А вот у Лисихи забрали теленка, у Роеков корову, у Захарчуков продали лошадь за какие-то жалкие несколько злотых. Графский миллион так и колол всем глаза, но вместе с тем никто не удивлялся: так уже оно повелось — графу все, им ничего. Графу — леса, земли, воды, им — клочки серого песка и болота над Бугом.
И, роясь в крестьянских бумажонках, во всех этих повестках об уплате, предписаниях о штрафах, Винцент и сам волей-неволей не мог не думать о графском миллионе. И как тогда, когда горели Бжеги, ловил себя на том, что сердце его незаметно склоняется к деревне. Ведь и у него всего имущества — что на нем, да кусок хлеба, хоть в деревне он и считался богачом.
Винценту стало как-то легче теперь, когда закончились школьные занятия, а с ними и нескончаемые штрафы за непосещение, ни к чему не ведущие, утомительные разговоры с родителями, которые кивали головами, поддакивали всему, что он говорил, соглашались, а потом продолжали поступать по-своему. И Винцент на каникулярное время переставал быть для деревни тем, кто отрывает детей от пастьбы, от сбора ягод, за которые можно получить несколько грошей, от всех тех работ, для которых дети были нужны.
Дело Зелинского, дело погорельцев из Бжегов, тысячи других дел становились ему все ближе, и понемногу он привыкал и сам смотреть на остшеньский дворец, как на гвоздь, вбитый в зеленое живое тело земли.
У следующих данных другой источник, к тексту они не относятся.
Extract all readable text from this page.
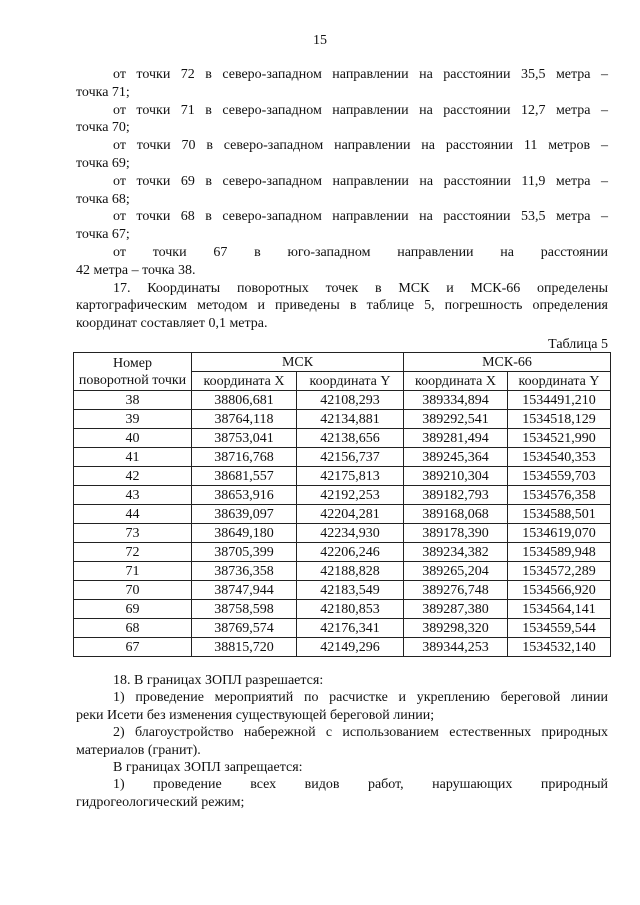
15
от точки 72 в северо-западном направлении на расстоянии 35,5 метра –
точка 71;
от точки 71 в северо-западном направлении на расстоянии 12,7 метра –
точка 70;
от точки 70 в северо-западном направлении на расстоянии 11 метров –
точка 69;
от точки 69 в северо-западном направлении на расстоянии 11,9 метра –
точка 68;
от точки 68 в северо-западном направлении на расстоянии 53,5 метра –
точка 67;
от точки 67 в юго-западном направлении на расстоянии
42 метра – точка 38.
17. Координаты поворотных точек в МСК и МСК-66 определены
картографическим методом и приведены в таблице 5, погрешность определения
координат составляет 0,1 метра.
Таблица 5
Номер поворотной точки	МСК		МСК-66	
	координата X	координата Y	координата X	координата Y
38	38806,681	42108,293	389334,894	1534491,210
39	38764,118	42134,881	389292,541	1534518,129
40	38753,041	42138,656	389281,494	1534521,990
41	38716,768	42156,737	389245,364	1534540,353
42	38681,557	42175,813	389210,304	1534559,703
43	38653,916	42192,253	389182,793	1534576,358
44	38639,097	42204,281	389168,068	1534588,501
73	38649,180	42234,930	389178,390	1534619,070
72	38705,399	42206,246	389234,382	1534589,948
71	38736,358	42188,828	389265,204	1534572,289
70	38747,944	42183,549	389276,748	1534566,920
69	38758,598	42180,853	389287,380	1534564,141
68	38769,574	42176,341	389298,320	1534559,544
67	38815,720	42149,296	389344,253	1534532,140
18. В границах ЗОПЛ разрешается:
1) проведение мероприятий по расчистке и укреплению береговой линии
реки Исети без изменения существующей береговой линии;
2) благоустройство набережной с использованием естественных природных
материалов (гранит).
В границах ЗОПЛ запрещается:
1) проведение всех видов работ, нарушающих природный
гидрогеологический режим;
Понемногу он начинал все лучше понимать крестьянскую ненависть к городу, который забирал у деревни дрова, свиней, рыбу, а взамен присылал судебных исполнителей, штрафы и повестки об уплате.
Особенно сильно захватило его дело погорельцев из Бжегов. Когда по прибужским деревням разбрелись мужики с сумой за плечами, женщины с детишками на руках, когда они, став у костела или на перекрестках в местечке, затянули свои унылые жалобы, — закипело в Мацькове, который всегда был во всем первым, потом в Калинах, в Грабовке, по всем деревням.
— Что же это? Выходит, раз граф не дал, так хозяевам и с сумой идти, нищими стать?
— Стало быть, без графской помощи уж и пропадать людям?
— Стало быть, только и света в окошке, что граф, а без графа и нет ничего?
Столько говорили, такой шум подняли, что старостам пришлось созывать сходки.
Скалчиха металась как безумная:
— Тут не в том дело, никто ни о чем не просит… А только как же? Так и показать графу, что без него нам конец приходит? А мы вот вырыли себе яму возле погреба — и, хоть сдохну, не двинусь отсюда. Чтобы он тешился, чтобы он радовался, что Бжеги опустели?.. А еще вам скажу, люди добрые, что очень он хитро придумал, господин граф! Уж и со старостой говорил, — подтвердите-ка, Роман! — что будет землю покупать! Глядишь, тот, другой польстится на деньги, потому жрать-то нечего, — да и продаст.